NFL season is right around the corner, which means fantasy football season is coming, which means millions of Americans will soon become irrationally angry with large men who they have never met. To explore the psyche of the average fantasy football obsessive, Lenovo, The Onion, and the NFL are teaming up for Tough Season, a web series about a schlubby manager and his beloved team.
Lenovo, in partnership with DigitasLBi, has sponsored the eight episode series as a way of promoting both its ‘Fantasy Coach of the Year‘ contest (where the winner will receive Super Bowl tickets) and its flexible, snazzy, Lenovo Yoga computer, which is presented in the series as a key to fantasy football success.

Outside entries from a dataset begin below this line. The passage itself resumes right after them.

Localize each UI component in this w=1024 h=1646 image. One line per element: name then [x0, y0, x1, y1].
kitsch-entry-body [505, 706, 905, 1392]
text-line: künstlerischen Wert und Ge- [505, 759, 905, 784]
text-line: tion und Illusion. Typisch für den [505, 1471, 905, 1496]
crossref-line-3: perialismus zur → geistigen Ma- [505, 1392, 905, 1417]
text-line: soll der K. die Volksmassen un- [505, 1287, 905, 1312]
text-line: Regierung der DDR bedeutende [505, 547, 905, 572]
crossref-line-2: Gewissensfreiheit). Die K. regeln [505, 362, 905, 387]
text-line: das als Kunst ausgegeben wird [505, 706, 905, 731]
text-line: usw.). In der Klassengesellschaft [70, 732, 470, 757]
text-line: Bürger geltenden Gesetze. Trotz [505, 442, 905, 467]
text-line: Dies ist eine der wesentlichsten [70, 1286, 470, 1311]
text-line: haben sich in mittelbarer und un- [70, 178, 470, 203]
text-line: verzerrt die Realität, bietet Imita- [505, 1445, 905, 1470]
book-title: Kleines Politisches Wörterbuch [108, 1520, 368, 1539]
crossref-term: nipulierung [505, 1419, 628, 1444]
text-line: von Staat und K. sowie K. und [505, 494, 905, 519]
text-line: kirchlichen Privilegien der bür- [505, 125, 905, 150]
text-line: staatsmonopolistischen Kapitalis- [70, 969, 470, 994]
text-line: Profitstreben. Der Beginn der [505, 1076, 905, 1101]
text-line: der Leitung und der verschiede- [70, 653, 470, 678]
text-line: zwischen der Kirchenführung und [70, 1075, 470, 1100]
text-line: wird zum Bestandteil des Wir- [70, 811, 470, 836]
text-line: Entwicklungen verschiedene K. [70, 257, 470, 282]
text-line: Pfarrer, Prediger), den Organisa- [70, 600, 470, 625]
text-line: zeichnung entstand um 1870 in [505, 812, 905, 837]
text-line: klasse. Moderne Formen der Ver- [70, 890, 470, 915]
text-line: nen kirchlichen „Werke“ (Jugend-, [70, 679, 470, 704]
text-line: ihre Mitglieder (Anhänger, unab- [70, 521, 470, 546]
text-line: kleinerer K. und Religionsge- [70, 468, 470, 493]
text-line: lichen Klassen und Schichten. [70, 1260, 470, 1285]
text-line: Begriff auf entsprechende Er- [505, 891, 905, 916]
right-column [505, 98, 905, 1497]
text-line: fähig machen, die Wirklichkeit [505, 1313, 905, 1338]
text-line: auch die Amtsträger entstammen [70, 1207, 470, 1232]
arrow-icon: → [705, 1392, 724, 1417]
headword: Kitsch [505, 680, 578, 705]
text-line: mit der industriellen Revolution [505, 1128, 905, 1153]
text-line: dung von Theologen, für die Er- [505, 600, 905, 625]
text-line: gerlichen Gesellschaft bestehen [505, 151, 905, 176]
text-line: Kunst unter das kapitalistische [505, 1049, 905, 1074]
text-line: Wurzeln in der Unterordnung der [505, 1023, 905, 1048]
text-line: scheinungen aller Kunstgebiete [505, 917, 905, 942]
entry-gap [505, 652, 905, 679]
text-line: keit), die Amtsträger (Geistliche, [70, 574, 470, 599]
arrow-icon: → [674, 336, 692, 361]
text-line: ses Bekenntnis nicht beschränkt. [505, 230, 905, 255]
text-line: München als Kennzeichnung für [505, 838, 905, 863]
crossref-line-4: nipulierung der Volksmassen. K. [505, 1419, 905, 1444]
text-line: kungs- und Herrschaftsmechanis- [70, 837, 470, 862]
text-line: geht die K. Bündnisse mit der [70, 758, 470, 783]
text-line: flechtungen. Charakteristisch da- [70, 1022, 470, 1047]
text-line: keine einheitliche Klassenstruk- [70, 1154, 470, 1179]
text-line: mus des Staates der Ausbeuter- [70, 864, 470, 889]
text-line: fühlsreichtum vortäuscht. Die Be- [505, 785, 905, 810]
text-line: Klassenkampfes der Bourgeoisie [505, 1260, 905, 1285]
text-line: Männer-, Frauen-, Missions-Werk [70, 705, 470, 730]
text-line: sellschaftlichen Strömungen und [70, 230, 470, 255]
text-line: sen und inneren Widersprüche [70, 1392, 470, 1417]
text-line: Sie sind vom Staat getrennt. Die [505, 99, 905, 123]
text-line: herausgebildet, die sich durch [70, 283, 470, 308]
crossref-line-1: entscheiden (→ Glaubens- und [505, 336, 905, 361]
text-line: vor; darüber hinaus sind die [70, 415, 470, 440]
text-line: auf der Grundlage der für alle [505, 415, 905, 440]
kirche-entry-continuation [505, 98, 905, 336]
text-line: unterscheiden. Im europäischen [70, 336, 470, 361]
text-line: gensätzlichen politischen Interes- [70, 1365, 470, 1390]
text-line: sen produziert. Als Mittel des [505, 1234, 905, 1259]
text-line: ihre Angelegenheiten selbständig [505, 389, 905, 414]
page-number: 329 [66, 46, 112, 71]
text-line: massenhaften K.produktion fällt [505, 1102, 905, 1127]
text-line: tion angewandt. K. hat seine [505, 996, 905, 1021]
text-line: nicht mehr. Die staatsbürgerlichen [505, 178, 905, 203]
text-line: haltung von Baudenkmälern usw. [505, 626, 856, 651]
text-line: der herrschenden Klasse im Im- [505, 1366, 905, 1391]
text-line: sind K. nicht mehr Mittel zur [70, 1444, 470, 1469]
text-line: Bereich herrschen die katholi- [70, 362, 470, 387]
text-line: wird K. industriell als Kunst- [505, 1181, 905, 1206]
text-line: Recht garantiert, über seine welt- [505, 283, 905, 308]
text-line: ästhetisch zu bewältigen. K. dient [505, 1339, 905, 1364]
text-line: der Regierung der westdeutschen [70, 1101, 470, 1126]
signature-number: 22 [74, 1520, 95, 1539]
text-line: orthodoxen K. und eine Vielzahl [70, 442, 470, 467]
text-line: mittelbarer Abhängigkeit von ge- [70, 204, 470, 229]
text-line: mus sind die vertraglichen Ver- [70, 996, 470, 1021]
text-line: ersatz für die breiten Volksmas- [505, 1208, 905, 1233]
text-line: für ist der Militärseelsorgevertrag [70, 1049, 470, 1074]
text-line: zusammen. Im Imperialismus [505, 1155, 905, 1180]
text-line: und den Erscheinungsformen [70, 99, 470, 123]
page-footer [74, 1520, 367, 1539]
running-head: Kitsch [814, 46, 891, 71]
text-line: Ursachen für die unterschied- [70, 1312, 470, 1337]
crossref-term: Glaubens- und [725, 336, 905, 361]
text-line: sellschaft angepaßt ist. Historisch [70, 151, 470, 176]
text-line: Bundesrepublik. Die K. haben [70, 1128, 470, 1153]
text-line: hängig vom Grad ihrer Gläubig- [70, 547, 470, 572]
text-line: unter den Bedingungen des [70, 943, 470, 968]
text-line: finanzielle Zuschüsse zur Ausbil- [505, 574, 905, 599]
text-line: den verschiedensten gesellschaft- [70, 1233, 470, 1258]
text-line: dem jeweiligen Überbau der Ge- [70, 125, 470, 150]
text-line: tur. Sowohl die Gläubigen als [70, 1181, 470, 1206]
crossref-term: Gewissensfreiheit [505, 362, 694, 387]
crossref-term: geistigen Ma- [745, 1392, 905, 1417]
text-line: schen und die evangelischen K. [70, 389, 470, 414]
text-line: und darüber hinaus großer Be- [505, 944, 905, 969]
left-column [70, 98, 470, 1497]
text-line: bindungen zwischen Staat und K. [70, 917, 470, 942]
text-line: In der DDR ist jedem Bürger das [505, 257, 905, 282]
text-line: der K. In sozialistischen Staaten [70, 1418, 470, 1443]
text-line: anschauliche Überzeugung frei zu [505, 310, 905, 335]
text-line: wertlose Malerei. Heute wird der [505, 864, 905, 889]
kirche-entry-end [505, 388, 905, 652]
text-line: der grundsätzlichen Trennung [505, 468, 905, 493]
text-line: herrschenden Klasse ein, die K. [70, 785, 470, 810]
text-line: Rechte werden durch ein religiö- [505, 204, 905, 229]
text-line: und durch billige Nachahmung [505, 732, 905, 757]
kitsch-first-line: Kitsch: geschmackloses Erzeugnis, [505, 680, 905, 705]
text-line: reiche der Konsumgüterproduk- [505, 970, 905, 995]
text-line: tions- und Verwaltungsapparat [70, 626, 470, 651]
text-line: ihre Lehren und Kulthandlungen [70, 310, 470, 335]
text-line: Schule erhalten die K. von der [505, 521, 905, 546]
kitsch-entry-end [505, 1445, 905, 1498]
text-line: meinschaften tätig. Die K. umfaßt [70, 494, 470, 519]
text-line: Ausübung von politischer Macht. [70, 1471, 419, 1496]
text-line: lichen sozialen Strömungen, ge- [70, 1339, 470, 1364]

The main character is Brad Blevins, a fictional office worker who will add a touch of transmedia interactivity to the series through his own personal Twitter account. Within the show and over social media, Brad will interact with his team and respond to their performances. The kicker is the participation of the players themselves: NFL stars with roles in Tough Season include Matt Forte, Andrew Luck, and Larry Fitzgerald.
“Brad will have his own Twitter handle and Facebook page — and starting with episode one, seven NFL players (some of who also appear on the show) will engage with Brad on these channels throughout the season,” said Kevin Berman, Lenovo’s director of North American advertising and marketing services. “And Brad won’t just tweet out episode — he’ll be reacting to what’s really going on during the season: commenting on games (as they relate to his fantasy football team), engaging with players, and weighing in on the fantasy coach contest leaderboard.”
Lenovo has chosen to distribute Tough Season via The Onion. The top satire publication has a history of releasing high-quality web mockumentaries, and judging by the first episode, Tough Season is primed to continue that positive track record. It’s a savvy mix of The League, The Office, and your average Sports Center commercial; even if it doesn’t live up to potential, it will remind fantasy owners that, no matter how badly their teams perform in 2013, at least they’re not as crazy, airheaded, and megalomaniacal as Brad Blevins.